O filme não é centrado nessa ou em qualquer outra trama (apesar de elas serem muitas e geniais e parecerem não estar interligadas mas estarem super interligadas –que filme!), e sim na rotina de um homem autocentrado. O roteiro ora quer satirizar e ridicularizar esse tipo que "prefere guardar a camisinha cheia de esperma por temer que alguma mulher use de forma indevida seu jorro de ouro", ora o coloca como um cara qualquer, meio ingênuo, meio fruto do meio superficial em que vive, que poderia chamar de arte qualquer maluquice que está num museu mas não sabe que nome dar à pobreza (tão pequena se pensarmos em Brasil) que insiste em delimitar seu reinado de belezas. E acabamos gostando mais dele do que de todos que o circundam e perturbam!

Eis o segredo de qualquer boa história, seja cinema, literatura ou textão de rede social: a tridimensionalidade. A capacidade de discutir de forma mais sincera e humana e menos "cartilha de sociologia" o que sentimos (e não o que gostaríamos de pensar pra pertencemos a um grupo que parece pensar da forma que achamos que é certa ou pega bem). Lena Dunham também fez isso brilhantemente durante a última temporada de "Girls".

Sim, o poder é afrodisíaco pra cacete. Colecionei paixões por muitos chefes, principalmente por aqueles com histórias de "começou motoboy, acabou presidente". Era só saber que o rapaz vinha "do nada" e "tinha chegado lá" para salivar em luxúria. Não me refiro a cifras homéricas, mas a ser "foda" e ter algo a ensinar. Ah, e importante dizer: se eram mulheres nessa posição, também me atraíam.
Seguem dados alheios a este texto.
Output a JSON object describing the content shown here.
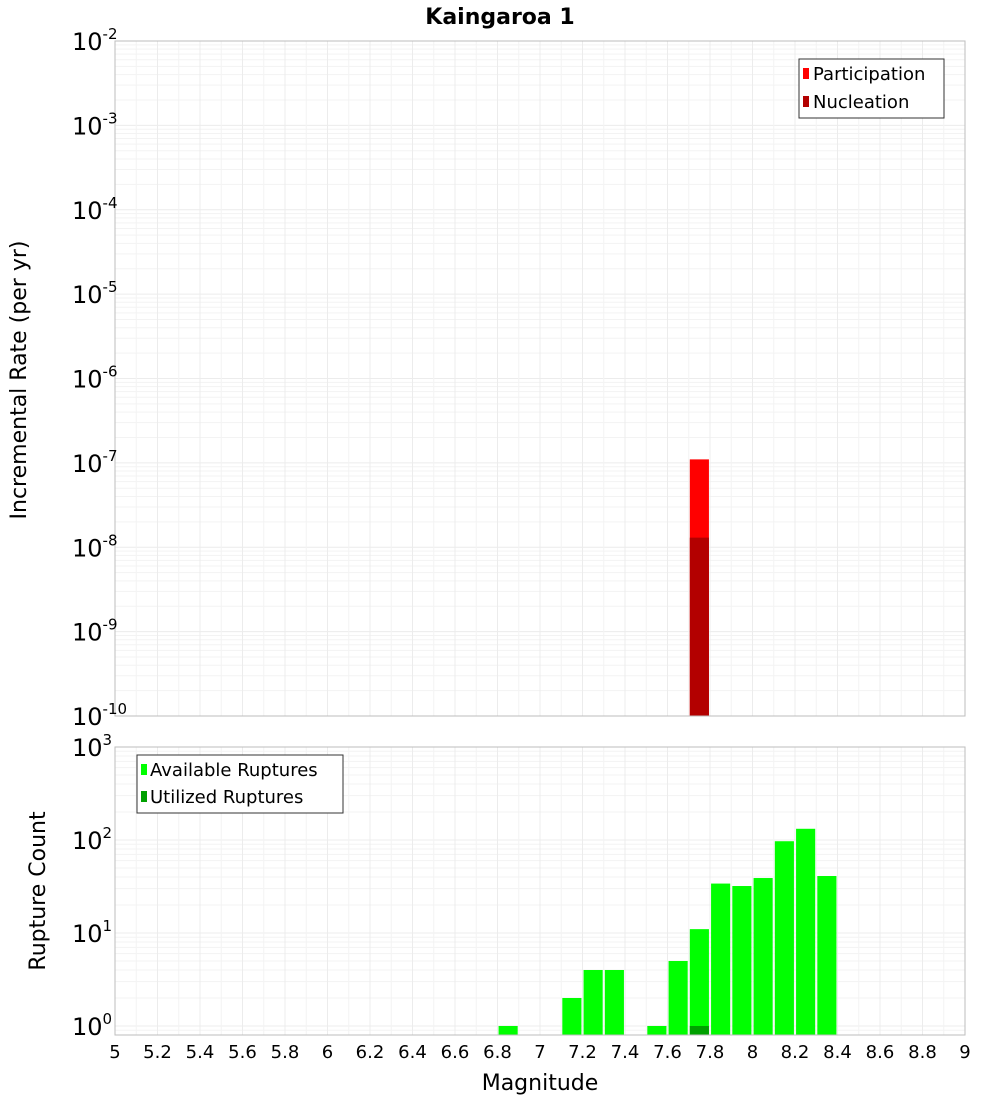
{
  "chart_data": [
    {
      "type": "bar",
      "title": "Kaingaroa 1",
      "ylabel": "Incremental Rate (per yr)",
      "xlim": [
        5,
        9
      ],
      "ylim": [
        1e-10,
        0.01
      ],
      "yscale": "log",
      "grid": true,
      "legend_position": "top-right",
      "y_ticks": [
        {
          "base": "10",
          "exp": "-2"
        },
        {
          "base": "10",
          "exp": "-3"
        },
        {
          "base": "10",
          "exp": "-4"
        },
        {
          "base": "10",
          "exp": "-5"
        },
        {
          "base": "10",
          "exp": "-6"
        },
        {
          "base": "10",
          "exp": "-7"
        },
        {
          "base": "10",
          "exp": "-8"
        },
        {
          "base": "10",
          "exp": "-9"
        },
        {
          "base": "10",
          "exp": "-10"
        }
      ],
      "series": [
        {
          "name": "Participation",
          "color": "#ff0000",
          "x": [
            7.75
          ],
          "values": [
            1.1e-07
          ]
        },
        {
          "name": "Nucleation",
          "color": "#b30000",
          "x": [
            7.75
          ],
          "values": [
            1.3e-08
          ]
        }
      ]
    },
    {
      "type": "bar",
      "ylabel": "Rupture Count",
      "xlabel": "Magnitude",
      "xlim": [
        5,
        9
      ],
      "ylim": [
        0.8,
        1000
      ],
      "yscale": "log",
      "grid": true,
      "legend_position": "top-left",
      "y_ticks": [
        {
          "base": "10",
          "exp": "3"
        },
        {
          "base": "10",
          "exp": "2"
        },
        {
          "base": "10",
          "exp": "1"
        },
        {
          "base": "10",
          "exp": "0"
        }
      ],
      "x_ticks": [
        "5",
        "5.2",
        "5.4",
        "5.6",
        "5.8",
        "6",
        "6.2",
        "6.4",
        "6.6",
        "6.8",
        "7",
        "7.2",
        "7.4",
        "7.6",
        "7.8",
        "8",
        "8.2",
        "8.4",
        "8.6",
        "8.8",
        "9"
      ],
      "series": [
        {
          "name": "Available Ruptures",
          "color": "#00ff00",
          "x": [
            6.85,
            7.15,
            7.25,
            7.35,
            7.55,
            7.65,
            7.75,
            7.85,
            7.95,
            8.05,
            8.15,
            8.25,
            8.35
          ],
          "values": [
            1,
            2,
            4,
            4,
            1,
            5,
            11,
            34,
            32,
            39,
            97,
            132,
            41
          ]
        },
        {
          "name": "Utilized Ruptures",
          "color": "#00a000",
          "x": [
            7.75
          ],
          "values": [
            1
          ]
        }
      ]
    }
  ]
}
O interessante é que nunca olhei para essas pessoas pensando em como eu seria feliz em estar ao lado delas, talvez enfeitando suas salas com decoração étnica. Eu queria era me tornar uma delas. Eu estava, na verdade, era com tesão em mim e no que eu poderia ser. Ao objetificar o homem poderoso, eu me objetificava como alguém que engole esse homem para um dia se tornar ele. Pode ser sim um tipo de abuso, mas o sexo sem as sujeiras do nosso inconsciente é também um tipo de violência.